Dostal, J., Martinec, Z., Thomas, M. (2012): The modelling of the toroidal magnetic field induced by tidal ocean circulation. - Geophysical Journal International, 189, 2, 782-798.
https://doi.org/10.1111/j.1365-246X.2012.05407.x


Cite as: https://gfzpublic.gfz-potsdam.de/pubman/item/item_245364
Abstract
Observations of the ocean-induced magnetic field by the CHAMP magnetic space mission have the potential to be used as a constraint when examining ocean dynamics. This has initiated theoretical studies on the prediction of the poloidal magnetic field induced by the horizontal ocean-circulation flow. This study deals with the computation and analysis of the toroidal magnetic field induced by the tidal ocean-circulation flow on the background of the main Earth’s geomagnetic field. Since the induced toroidal magnetic field cannot be modelled by the single-layer approximation model used to predict the poloidal magnetic field, we treat the ocean as a spherical layer of a finite thickness and compute the toroidal magnetic field by a matrix-propagator technique with a source of electric currents in the ocean layer.
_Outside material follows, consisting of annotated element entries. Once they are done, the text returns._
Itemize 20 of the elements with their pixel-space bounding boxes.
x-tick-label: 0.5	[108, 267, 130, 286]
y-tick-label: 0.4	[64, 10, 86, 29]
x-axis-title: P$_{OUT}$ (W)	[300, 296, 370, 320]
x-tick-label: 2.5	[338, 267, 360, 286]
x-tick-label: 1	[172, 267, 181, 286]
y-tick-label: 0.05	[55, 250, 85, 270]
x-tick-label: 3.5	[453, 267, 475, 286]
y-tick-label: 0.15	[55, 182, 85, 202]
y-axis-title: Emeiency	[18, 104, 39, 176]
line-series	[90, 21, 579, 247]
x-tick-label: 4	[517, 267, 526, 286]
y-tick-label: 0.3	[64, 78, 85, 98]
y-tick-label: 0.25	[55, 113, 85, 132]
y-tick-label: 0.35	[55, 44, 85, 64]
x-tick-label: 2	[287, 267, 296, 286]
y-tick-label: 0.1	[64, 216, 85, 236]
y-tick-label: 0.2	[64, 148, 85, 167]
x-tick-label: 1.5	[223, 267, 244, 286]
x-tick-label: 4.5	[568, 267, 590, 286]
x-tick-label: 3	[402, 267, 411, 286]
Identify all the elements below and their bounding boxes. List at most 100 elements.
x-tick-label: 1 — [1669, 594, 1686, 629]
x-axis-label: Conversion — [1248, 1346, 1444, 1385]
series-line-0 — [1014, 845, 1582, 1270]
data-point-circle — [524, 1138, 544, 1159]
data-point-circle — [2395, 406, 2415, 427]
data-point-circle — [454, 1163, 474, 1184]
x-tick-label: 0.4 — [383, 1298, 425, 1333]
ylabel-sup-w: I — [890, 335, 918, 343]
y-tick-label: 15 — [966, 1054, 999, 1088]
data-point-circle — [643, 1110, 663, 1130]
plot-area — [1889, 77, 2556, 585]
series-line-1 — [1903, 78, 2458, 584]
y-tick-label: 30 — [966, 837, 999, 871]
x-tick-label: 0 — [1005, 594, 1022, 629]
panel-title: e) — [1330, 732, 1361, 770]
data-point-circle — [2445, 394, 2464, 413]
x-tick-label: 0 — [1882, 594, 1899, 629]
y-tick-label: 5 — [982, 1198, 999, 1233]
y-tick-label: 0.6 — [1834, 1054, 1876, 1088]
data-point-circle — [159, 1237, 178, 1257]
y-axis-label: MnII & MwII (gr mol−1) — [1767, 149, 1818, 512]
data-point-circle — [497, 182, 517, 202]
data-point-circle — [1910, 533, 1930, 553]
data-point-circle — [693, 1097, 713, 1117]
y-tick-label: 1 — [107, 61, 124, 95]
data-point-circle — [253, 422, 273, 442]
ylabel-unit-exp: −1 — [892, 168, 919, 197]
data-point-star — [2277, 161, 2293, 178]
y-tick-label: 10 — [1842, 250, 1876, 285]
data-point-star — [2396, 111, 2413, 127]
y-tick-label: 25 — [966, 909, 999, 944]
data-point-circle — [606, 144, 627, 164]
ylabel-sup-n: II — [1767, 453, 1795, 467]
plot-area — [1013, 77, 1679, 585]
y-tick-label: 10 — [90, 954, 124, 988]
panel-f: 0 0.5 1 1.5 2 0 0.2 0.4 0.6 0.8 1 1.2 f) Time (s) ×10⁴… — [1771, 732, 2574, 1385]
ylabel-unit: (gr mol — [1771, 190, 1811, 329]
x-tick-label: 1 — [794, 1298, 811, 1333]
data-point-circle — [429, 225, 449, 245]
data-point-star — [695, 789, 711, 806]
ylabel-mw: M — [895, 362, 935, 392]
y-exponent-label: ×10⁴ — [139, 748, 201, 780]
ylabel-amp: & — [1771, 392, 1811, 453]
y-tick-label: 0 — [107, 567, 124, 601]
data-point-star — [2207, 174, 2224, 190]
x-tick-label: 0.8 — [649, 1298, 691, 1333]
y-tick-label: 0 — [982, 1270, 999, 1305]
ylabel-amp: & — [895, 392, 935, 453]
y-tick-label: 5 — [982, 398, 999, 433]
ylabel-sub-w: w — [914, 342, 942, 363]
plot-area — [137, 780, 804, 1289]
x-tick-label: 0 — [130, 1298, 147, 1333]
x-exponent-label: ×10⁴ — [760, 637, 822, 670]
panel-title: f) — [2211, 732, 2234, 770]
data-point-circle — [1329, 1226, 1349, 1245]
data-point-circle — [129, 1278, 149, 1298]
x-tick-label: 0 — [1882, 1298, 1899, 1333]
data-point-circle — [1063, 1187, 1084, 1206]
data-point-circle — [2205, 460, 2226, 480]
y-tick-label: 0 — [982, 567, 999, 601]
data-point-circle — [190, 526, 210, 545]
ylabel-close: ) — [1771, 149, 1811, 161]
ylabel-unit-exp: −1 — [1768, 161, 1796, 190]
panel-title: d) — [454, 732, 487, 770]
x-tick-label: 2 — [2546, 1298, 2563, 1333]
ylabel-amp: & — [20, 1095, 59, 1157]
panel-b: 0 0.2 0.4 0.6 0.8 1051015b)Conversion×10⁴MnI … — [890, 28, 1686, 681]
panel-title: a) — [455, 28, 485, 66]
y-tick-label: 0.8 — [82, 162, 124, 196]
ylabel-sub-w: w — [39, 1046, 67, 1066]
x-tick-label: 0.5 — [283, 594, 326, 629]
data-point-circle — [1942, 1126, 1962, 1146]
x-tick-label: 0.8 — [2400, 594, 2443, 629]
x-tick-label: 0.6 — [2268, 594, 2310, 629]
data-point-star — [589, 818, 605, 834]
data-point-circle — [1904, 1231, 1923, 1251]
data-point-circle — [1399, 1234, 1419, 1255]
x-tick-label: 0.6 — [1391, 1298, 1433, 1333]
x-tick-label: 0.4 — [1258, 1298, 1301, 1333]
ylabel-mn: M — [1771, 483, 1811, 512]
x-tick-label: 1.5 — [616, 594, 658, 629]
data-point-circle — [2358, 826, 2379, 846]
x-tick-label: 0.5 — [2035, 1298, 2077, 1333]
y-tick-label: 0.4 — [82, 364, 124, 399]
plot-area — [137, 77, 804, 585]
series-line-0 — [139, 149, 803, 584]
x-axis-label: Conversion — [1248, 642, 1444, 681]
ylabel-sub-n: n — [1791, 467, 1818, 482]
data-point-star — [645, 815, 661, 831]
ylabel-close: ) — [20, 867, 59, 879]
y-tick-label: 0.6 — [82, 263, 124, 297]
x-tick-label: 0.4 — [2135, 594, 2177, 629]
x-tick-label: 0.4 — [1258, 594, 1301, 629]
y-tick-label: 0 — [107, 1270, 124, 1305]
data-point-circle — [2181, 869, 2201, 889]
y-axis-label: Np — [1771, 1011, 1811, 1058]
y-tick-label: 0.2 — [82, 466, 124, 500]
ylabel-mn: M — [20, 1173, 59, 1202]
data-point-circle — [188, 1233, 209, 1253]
Our numerical simulations based on the OMCT tidal ocean velocities show that the induced toroidal magnetic field is extremely sensitive to the vertical gradient of horizontal ocean flow. The larger this gradient, the stronger the induced toroidal magnetic field. Specifically, its magnitudes vary from 10−2 nT for barotropic flow to several nT for baroclinic flow. We show that the induced toroidal magnetic field generated by M2 tidal forcing is comparable in amplitude to the induced poloidal part of the field. The induced toroidal and poloidal magnetic fields differ, however, in their spatial behaviour.